The GOP contenders scrambled Wednesday to blunt the notion that Clinton has positioned herself as a general election force. That e-mail line of the night played well for Clinton, but also for Sanders.
It took more than an hour before CNN’s Anderson Cooper asked Clinton about the covert email system she established as secretary of State in defiance of federal regulations, subverting the Freedom of Information Act, thwarting congressional oversight, and jeopardizing US secrets.
“I’m a progressive who likes to get things done”, she said.
That’s when Sanders chimed in with his support, while acknowledging that it “may not be great politics”, to do so. “I think that he’s losing by quite a bit; he shouldn’t have done it”, Trump said of the Sanders-Clinton handshake prompted by Sanders’ saying Americans are exhausted of hearing about the “damn emails” that continues to dog her campaign.
Sanders said he would shut down the National Security Agency surveillance program because “virtually every telephone call in this country ends up in a file at the NSA”, adding: “That is unacceptable to me”. “The fact that he was a gentleman and didn’t take advantage of it says a lot”.
Clinton: She cites her late mother, including “the best” advice she received that it doesn’t matter whether you’re knocked down but whether you get back up.
Yet if Biden possesses a compelling case for why Democrats need him to run, Clinton’s strength in the debate only furthered questions about exactly what that case may be.
Political analyst Larry Sabato said both Clinton and Sanders emerged as winners. Underdogs O’Malley, Webb and Chafee were looking to gain any traction in polls.
Joe Trippi, another Democratic strategist and former campaign manager, agreed that despite Sanders’s concern, he probably didn’t do that much damage.
Early in the debate, Clinton seized on Sanders’s record on gun control, arguing that he had not been strong enough in standing up to the National Rifle Association.
The gun control issue is one of Sanders’s weaknesses and he defended himself, but could have done a better job, according to Trippi. While her strong debate performance may have hardened her standing as the party’s front-runner, she still faces tough competition from Vermont Sen.

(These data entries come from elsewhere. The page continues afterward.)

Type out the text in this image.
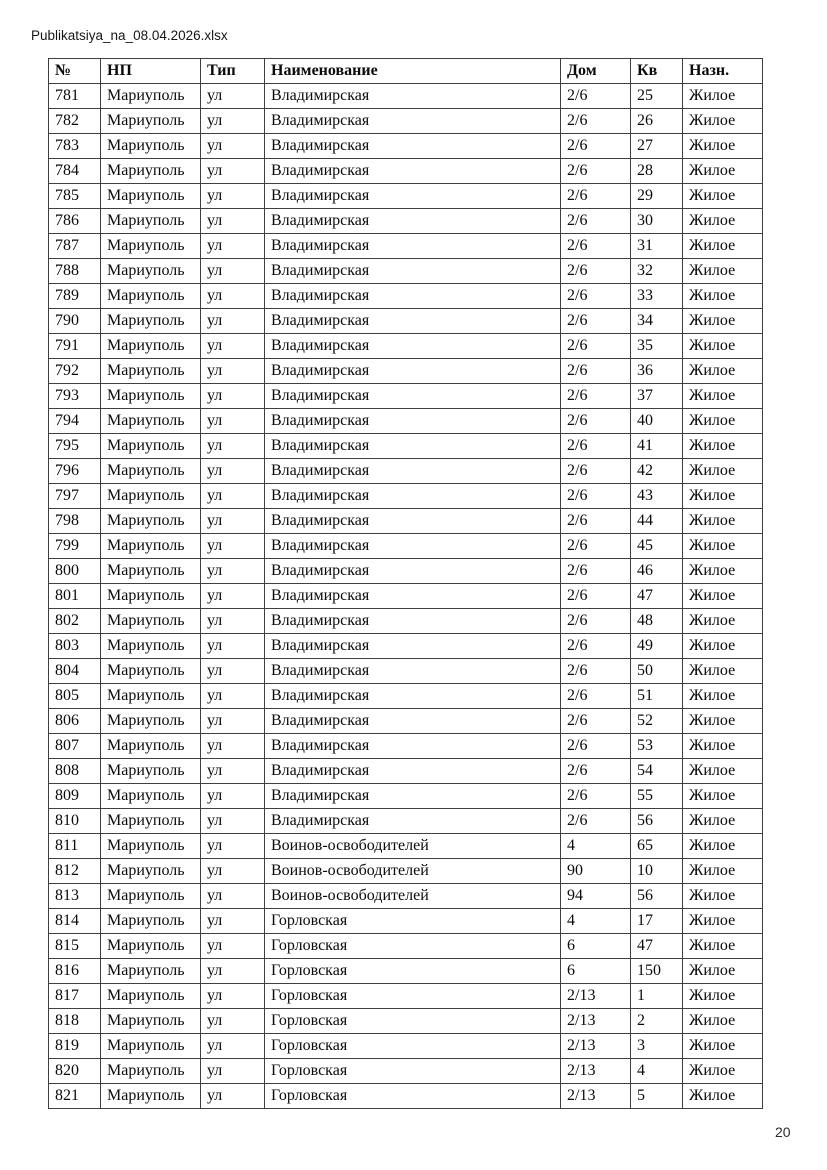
Publikatsiya_na_08.04.2026.xlsx
№	НП	Тип	Наименование	Дом	Кв	Назн.
781	Мариуполь	ул	Владимирская	2/6	25	Жилое
782	Мариуполь	ул	Владимирская	2/6	26	Жилое
783	Мариуполь	ул	Владимирская	2/6	27	Жилое
784	Мариуполь	ул	Владимирская	2/6	28	Жилое
785	Мариуполь	ул	Владимирская	2/6	29	Жилое
786	Мариуполь	ул	Владимирская	2/6	30	Жилое
787	Мариуполь	ул	Владимирская	2/6	31	Жилое
788	Мариуполь	ул	Владимирская	2/6	32	Жилое
789	Мариуполь	ул	Владимирская	2/6	33	Жилое
790	Мариуполь	ул	Владимирская	2/6	34	Жилое
791	Мариуполь	ул	Владимирская	2/6	35	Жилое
792	Мариуполь	ул	Владимирская	2/6	36	Жилое
793	Мариуполь	ул	Владимирская	2/6	37	Жилое
794	Мариуполь	ул	Владимирская	2/6	40	Жилое
795	Мариуполь	ул	Владимирская	2/6	41	Жилое
796	Мариуполь	ул	Владимирская	2/6	42	Жилое
797	Мариуполь	ул	Владимирская	2/6	43	Жилое
798	Мариуполь	ул	Владимирская	2/6	44	Жилое
799	Мариуполь	ул	Владимирская	2/6	45	Жилое
800	Мариуполь	ул	Владимирская	2/6	46	Жилое
801	Мариуполь	ул	Владимирская	2/6	47	Жилое
802	Мариуполь	ул	Владимирская	2/6	48	Жилое
803	Мариуполь	ул	Владимирская	2/6	49	Жилое
804	Мариуполь	ул	Владимирская	2/6	50	Жилое
805	Мариуполь	ул	Владимирская	2/6	51	Жилое
806	Мариуполь	ул	Владимирская	2/6	52	Жилое
807	Мариуполь	ул	Владимирская	2/6	53	Жилое
808	Мариуполь	ул	Владимирская	2/6	54	Жилое
809	Мариуполь	ул	Владимирская	2/6	55	Жилое
810	Мариуполь	ул	Владимирская	2/6	56	Жилое
811	Мариуполь	ул	Воинов-освободителей	4	65	Жилое
812	Мариуполь	ул	Воинов-освободителей	90	10	Жилое
813	Мариуполь	ул	Воинов-освободителей	94	56	Жилое
814	Мариуполь	ул	Горловская	4	17	Жилое
815	Мариуполь	ул	Горловская	6	47	Жилое
816	Мариуполь	ул	Горловская	6	150	Жилое
817	Мариуполь	ул	Горловская	2/13	1	Жилое
818	Мариуполь	ул	Горловская	2/13	2	Жилое
819	Мариуполь	ул	Горловская	2/13	3	Жилое
820	Мариуполь	ул	Горловская	2/13	4	Жилое
821	Мариуполь	ул	Горловская	2/13	5	Жилое
20
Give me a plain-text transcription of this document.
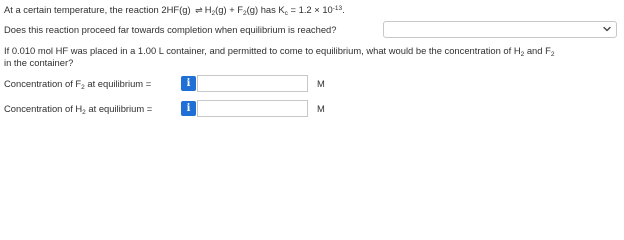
At a certain temperature, the reaction 2HF(g) ⇌ $H_2(g) + F_2(g)$ has $K_c = 1.2 \times 10^{-13}$.
Does this reaction proceed far towards completion when equilibrium is reached?
If 0.010 mol HF was placed in a 1.00 L container, and permitted to come to equilibrium, what would be the concentration of $H_2$ and $F_2$
in the container?
Concentration of $F_2$ at equilibrium =	i	M
Concentration of $H_2$ at equilibrium =	i	M
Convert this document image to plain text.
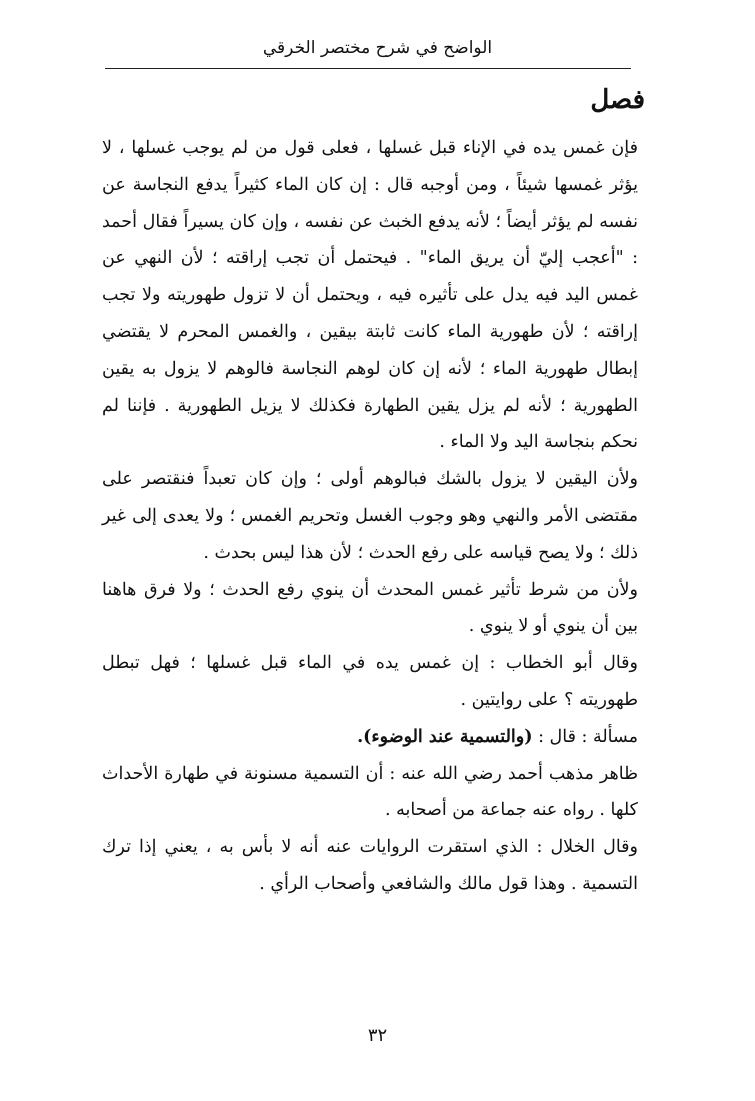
الواضح في شرح مختصر الخرقي
فصل

فإن غمس يده في الإناء قبل غسلها ، فعلى قول من لم يوجب غسلها ، لا يؤثر غمسها شيئاً ، ومن أوجبه قال : إن كان الماء كثيراً يدفع النجاسة عن نفسه لم يؤثر أيضاً ؛ لأنه يدفع الخبث عن نفسه ، وإن كان يسيراً فقال أحمد : "أعجب إليّ أن يريق الماء" . فيحتمل أن تجب إراقته ؛ لأن النهي عن غمس اليد فيه يدل على تأثيره فيه ، ويحتمل أن لا تزول طهوريته ولا تجب إراقته ؛ لأن طهورية الماء كانت ثابتة بيقين ، والغمس المحرم لا يقتضي إبطال طهورية الماء ؛ لأنه إن كان لوهم النجاسة فالوهم لا يزول به يقين الطهورية ؛ لأنه لم يزل يقين الطهارة فكذلك لا يزيل الطهورية . فإننا لم نحكم بنجاسة اليد ولا الماء .

ولأن اليقين لا يزول بالشك فبالوهم أولى ؛ وإن كان تعبداً فنقتصر على مقتضى الأمر والنهي وهو وجوب الغسل وتحريم الغمس ؛ ولا يعدى إلى غير ذلك ؛ ولا يصح قياسه على رفع الحدث ؛ لأن هذا ليس بحدث .

ولأن من شرط تأثير غمس المحدث أن ينوي رفع الحدث ؛ ولا فرق هاهنا بين أن ينوي أو لا ينوي .

وقال أبو الخطاب : إن غمس يده في الماء قبل غسلها ؛ فهل تبطل طهوريته ؟ على روايتين .

مسألة : قال : (والتسمية عند الوضوء).

ظاهر مذهب أحمد رضي الله عنه : أن التسمية مسنونة في طهارة الأحداث كلها . رواه عنه جماعة من أصحابه .

وقال الخلال : الذي استقرت الروايات عنه أنه لا بأس به ، يعني إذا ترك التسمية . وهذا قول مالك والشافعي وأصحاب الرأي .

٣٢
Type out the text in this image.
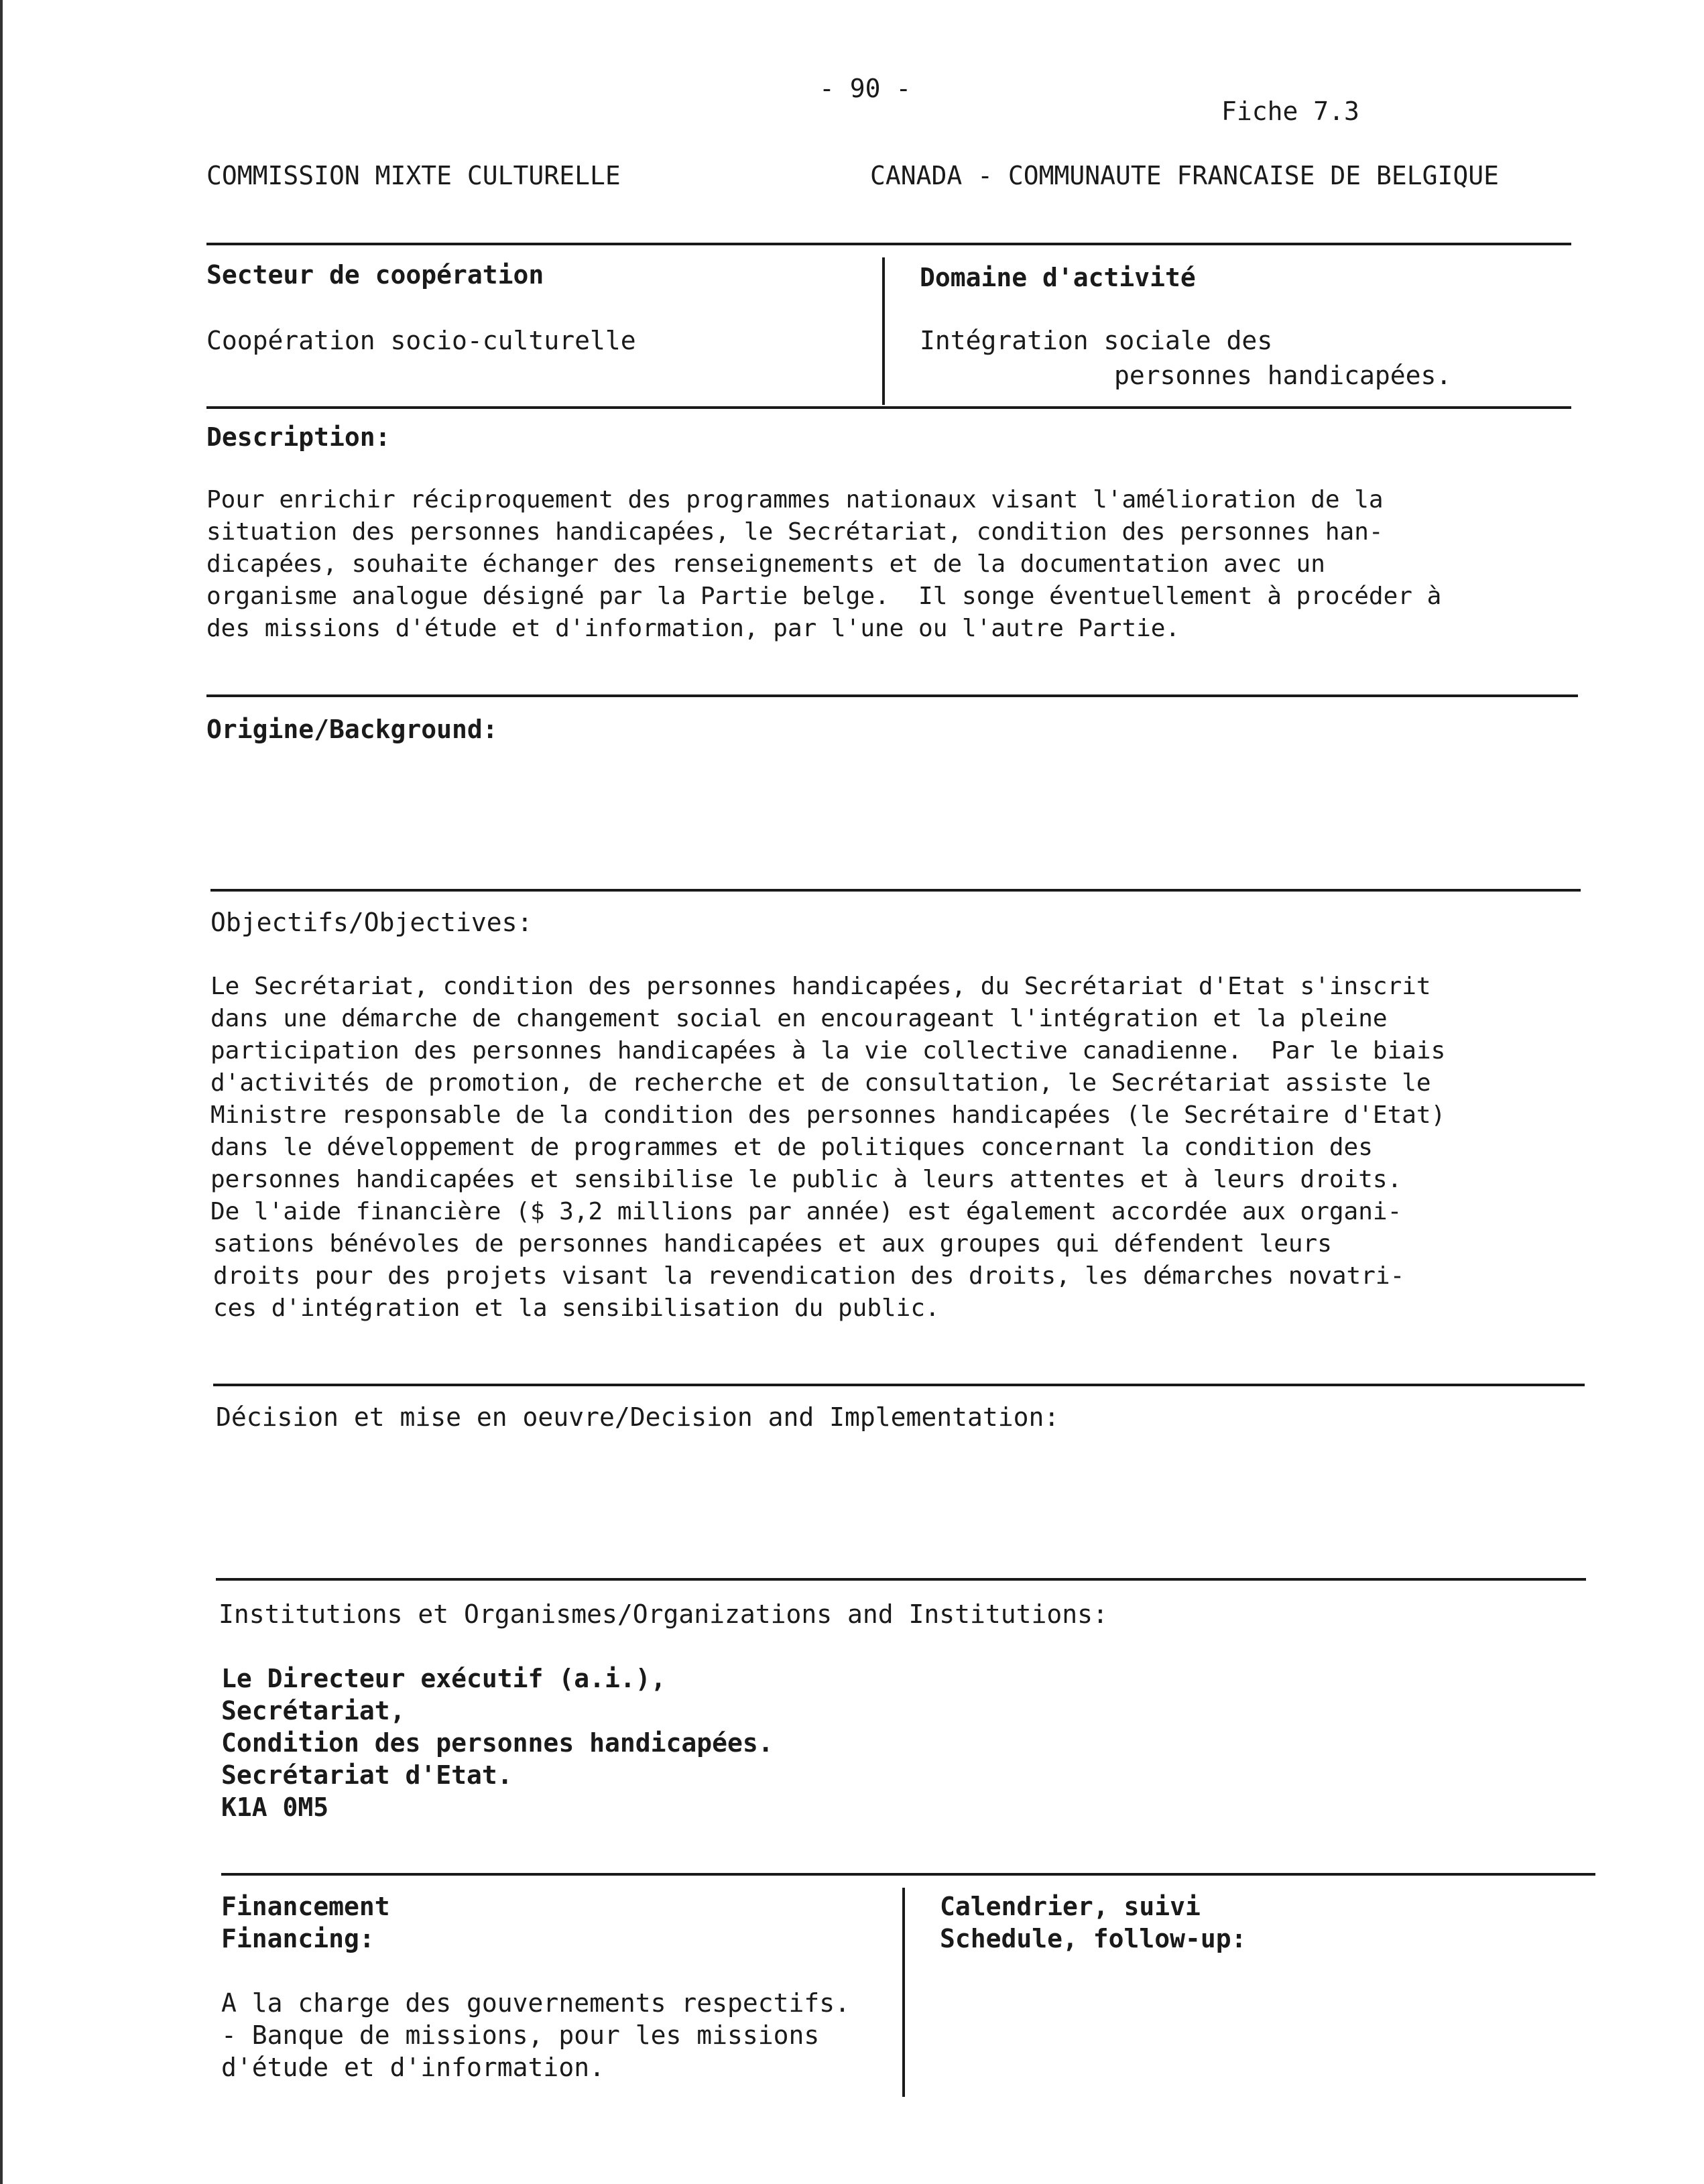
- 90 -
Fiche 7.3
COMMISSION MIXTE CULTURELLE	CANADA - COMMUNAUTE FRANCAISE DE BELGIQUE
Secteur de coopération
Coopération socio-culturelle
Domaine d'activité
Intégration sociale des
personnes handicapées.
Description:
Pour enrichir réciproquement des programmes nationaux visant l'amélioration de la
situation des personnes handicapées, le Secrétariat, condition des personnes han-
dicapées, souhaite échanger des renseignements et de la documentation avec un
organisme analogue désigné par la Partie belge.  Il songe éventuellement à procéder à
des missions d'étude et d'information, par l'une ou l'autre Partie.
Origine/Background:
Objectifs/Objectives:
Le Secrétariat, condition des personnes handicapées, du Secrétariat d'Etat s'inscrit
dans une démarche de changement social en encourageant l'intégration et la pleine
participation des personnes handicapées à la vie collective canadienne.  Par le biais
d'activités de promotion, de recherche et de consultation, le Secrétariat assiste le
Ministre responsable de la condition des personnes handicapées (le Secrétaire d'Etat)
dans le développement de programmes et de politiques concernant la condition des
personnes handicapées et sensibilise le public à leurs attentes et à leurs droits.
De l'aide financière ($ 3,2 millions par année) est également accordée aux organi-
sations bénévoles de personnes handicapées et aux groupes qui défendent leurs
droits pour des projets visant la revendication des droits, les démarches novatri-
ces d'intégration et la sensibilisation du public.
Décision et mise en oeuvre/Decision and Implementation:
Institutions et Organismes/Organizations and Institutions:
Le Directeur exécutif (a.i.),
Secrétariat,
Condition des personnes handicapées.
Secrétariat d'Etat.
K1A 0M5
Financement
Financing:
A la charge des gouvernements respectifs.
- Banque de missions, pour les missions
d'étude et d'information.
Calendrier, suivi
Schedule, follow-up:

The senator’s core of support is mostly coming from white, liberal voters and he needs to broaden his appeal, said Trippi. “Who knows, maybe a star will be born (unlikely)”, Trump wrote shortly before the debate was to begin. “I believe in a society where all people do well, not just Wall Street billionaires”. Commentators have pointed out that the most significant of the provisions of the TPP have not changed. “There may be others who disagree with that assessment but you can go ask them”. Webb: “Bernie, I don’t think the revolution’s going to come” and Congress won’t pay for it. He says he would use executive authority to accomplish more.
The debate was considered a make-or-break opportunity for the low-polling O’Malley, who has struggled to make good on what had appeared to be a promising position as an accomplished and telegenic executive.
Clinton barely seemed to notice that she’s running against O’Malley, Webb and Chafee.
When the candidates were asked what enemy they were most proud of making during their careers, Clinton answered drug companies, the Iranians, and, Republicans. “They insist she was on, that she looked poised and passionate…”
“Well, look, I thinkhe’s been through a tremendous tragedy”. (Even former President Clinton has admitted that taxing the rich at 100 percent won’t compensate for anemic growth.) More importantly, how will your policies that tax “the 1 percent” affect everyone else?